A little introduction is needed for this blog. Last year I began my first ever keener session off with a blog post all about the surprising insanity of this lovely program. If you have not read that post and would like a better understanding of where this continuation is going, here is a link: http://okskeeners.blogspot.ca/2015/07/down-rabbit-hole-holly-wilson.html.
Here I am back at keeners for another year, this time I am lucky enough (and extremely grateful) to be doing two sessions in a row. The drive to Beachburg from where I live is approximately 6-7 hours depending on traffic and how well you listen to the road signs .The further along the road my father and I drove the higher my expectations rose. I recalled all the crazy things that had ensued last year; including, but not limited to, building our own ramp, swimming the boof, and an endless supply of inside jokes.

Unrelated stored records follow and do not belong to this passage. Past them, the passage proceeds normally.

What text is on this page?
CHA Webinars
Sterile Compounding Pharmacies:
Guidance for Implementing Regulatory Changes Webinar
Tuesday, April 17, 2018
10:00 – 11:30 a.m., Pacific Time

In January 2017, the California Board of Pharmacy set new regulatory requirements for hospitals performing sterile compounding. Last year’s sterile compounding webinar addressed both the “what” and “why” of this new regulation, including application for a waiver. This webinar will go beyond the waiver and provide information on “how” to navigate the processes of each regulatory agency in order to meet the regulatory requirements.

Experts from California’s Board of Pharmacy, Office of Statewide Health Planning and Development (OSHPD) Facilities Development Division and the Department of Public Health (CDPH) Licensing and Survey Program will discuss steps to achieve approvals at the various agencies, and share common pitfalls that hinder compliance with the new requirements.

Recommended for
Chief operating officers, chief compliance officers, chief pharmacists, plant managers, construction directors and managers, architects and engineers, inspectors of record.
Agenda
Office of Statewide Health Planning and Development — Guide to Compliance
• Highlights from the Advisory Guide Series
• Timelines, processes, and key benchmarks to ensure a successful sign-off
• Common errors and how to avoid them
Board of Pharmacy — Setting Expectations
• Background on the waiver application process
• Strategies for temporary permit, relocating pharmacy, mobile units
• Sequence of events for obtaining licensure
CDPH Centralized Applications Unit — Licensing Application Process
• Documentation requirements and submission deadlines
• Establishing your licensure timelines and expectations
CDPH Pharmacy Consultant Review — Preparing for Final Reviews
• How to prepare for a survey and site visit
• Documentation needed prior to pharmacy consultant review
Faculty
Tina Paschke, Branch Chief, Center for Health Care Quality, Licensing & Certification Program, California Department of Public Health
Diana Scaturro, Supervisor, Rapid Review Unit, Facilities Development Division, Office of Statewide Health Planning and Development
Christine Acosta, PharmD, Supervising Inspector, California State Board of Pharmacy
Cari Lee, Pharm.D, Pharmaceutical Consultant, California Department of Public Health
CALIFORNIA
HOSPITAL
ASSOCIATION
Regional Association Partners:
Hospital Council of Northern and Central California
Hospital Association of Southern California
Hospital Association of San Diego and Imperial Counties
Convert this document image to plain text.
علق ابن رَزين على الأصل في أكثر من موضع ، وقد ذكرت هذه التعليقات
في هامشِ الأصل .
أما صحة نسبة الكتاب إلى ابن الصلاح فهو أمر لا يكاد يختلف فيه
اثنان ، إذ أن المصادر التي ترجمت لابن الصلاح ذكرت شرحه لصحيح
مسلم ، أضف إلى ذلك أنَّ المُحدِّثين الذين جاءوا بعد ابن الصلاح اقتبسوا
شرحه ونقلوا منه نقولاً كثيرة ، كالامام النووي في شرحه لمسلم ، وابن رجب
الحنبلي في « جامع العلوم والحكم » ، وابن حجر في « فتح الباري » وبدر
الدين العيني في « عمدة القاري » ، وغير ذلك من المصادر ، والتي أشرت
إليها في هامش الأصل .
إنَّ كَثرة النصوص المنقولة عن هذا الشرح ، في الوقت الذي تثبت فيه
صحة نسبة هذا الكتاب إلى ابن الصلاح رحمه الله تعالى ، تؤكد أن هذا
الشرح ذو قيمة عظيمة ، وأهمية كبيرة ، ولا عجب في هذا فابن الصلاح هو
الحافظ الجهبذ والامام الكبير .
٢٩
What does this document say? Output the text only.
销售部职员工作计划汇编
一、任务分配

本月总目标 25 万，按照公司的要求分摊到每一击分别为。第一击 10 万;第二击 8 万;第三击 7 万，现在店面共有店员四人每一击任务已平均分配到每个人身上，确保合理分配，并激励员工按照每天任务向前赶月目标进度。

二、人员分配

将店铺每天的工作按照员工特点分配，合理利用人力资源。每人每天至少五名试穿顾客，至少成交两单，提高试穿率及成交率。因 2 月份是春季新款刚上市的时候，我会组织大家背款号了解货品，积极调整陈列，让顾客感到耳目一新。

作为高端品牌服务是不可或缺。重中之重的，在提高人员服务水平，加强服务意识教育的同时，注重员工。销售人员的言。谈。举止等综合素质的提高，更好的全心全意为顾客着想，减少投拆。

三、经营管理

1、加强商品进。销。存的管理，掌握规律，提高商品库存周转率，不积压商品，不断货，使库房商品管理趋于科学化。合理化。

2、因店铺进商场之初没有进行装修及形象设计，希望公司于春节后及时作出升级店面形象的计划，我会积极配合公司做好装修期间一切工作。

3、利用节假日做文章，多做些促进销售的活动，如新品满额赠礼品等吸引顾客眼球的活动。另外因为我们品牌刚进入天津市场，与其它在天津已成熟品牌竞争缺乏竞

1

Last year was fantastic and I was more than stoked to be going back, which was quite obvious to my father as I would not shut up about stories from before that I had most likely already told him all about. The craziness would live on this session.
Kate Rowan from session 2 2015, my session
Or so I thought... First day back on the water and I can thoroughly say that only one word could describe the day: disappointment. I kept telling myself "I should be happy, this place is basically heaven on Earth!" but I couldn't ignore the fact that I didn't feel happy. At the time I didn't know if it was the fact that I'm going to be away from home for six weeks hitting me, if it was the fact that I sucked at kayaking more than I thought or if it was just one of those days. I thought about it that night, longer than I probably should of, but I finally came to a conclusion. Although those few things did play a factor in my unhappiness, I realized it was my expectations.

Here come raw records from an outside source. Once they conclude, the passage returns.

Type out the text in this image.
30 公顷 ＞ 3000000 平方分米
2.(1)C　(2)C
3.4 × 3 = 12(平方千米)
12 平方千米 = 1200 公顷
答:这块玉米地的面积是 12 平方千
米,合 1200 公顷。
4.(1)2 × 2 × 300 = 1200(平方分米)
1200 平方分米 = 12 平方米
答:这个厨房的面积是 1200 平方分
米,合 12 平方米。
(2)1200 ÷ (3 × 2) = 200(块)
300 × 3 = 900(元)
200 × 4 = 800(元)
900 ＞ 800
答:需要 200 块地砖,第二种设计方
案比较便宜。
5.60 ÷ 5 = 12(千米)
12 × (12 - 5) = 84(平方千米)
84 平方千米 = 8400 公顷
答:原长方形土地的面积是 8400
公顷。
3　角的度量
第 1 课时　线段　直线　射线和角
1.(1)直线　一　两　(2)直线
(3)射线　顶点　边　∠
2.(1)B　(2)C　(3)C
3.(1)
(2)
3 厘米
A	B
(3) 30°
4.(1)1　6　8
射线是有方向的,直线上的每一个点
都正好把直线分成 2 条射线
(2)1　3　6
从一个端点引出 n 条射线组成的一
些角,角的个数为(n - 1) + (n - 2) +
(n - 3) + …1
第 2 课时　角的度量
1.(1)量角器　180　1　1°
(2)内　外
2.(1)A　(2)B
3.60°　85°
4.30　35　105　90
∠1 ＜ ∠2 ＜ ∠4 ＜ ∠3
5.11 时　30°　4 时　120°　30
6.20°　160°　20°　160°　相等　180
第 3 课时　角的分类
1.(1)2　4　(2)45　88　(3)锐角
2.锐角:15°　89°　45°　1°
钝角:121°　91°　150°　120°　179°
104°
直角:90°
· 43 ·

All I thought about was "last year this" and "last year that" when I should have been focused on this year and the new people and experiences. I was so set to top last year that I was stuck comparing this year to last year, even though it was just the first day! It's not the people, or the kayaking, or the being away from home. It is my mind set. The one thing (other than a roll) that will let you accomplish anything on and off the water is your mind set.
Once my mind set had changed I saw things in a different way. I realized all the crazy was here, just in a new way. I had to accept the fact that these weren't the same people I was with last year. Even the returning keeners from my session weren't the same as a year had passed, which usually changes people. With the change of mindset off the water my mind began to change on the water and I began to gain something I lacked to try new tricks. It was Clay who had given it a name for me: confidence. So by the end of today the one thing I could think coming back from the river was "back down the rabbit hole we go". Maybe the insanity legacy that keeners holds in my mind will live on.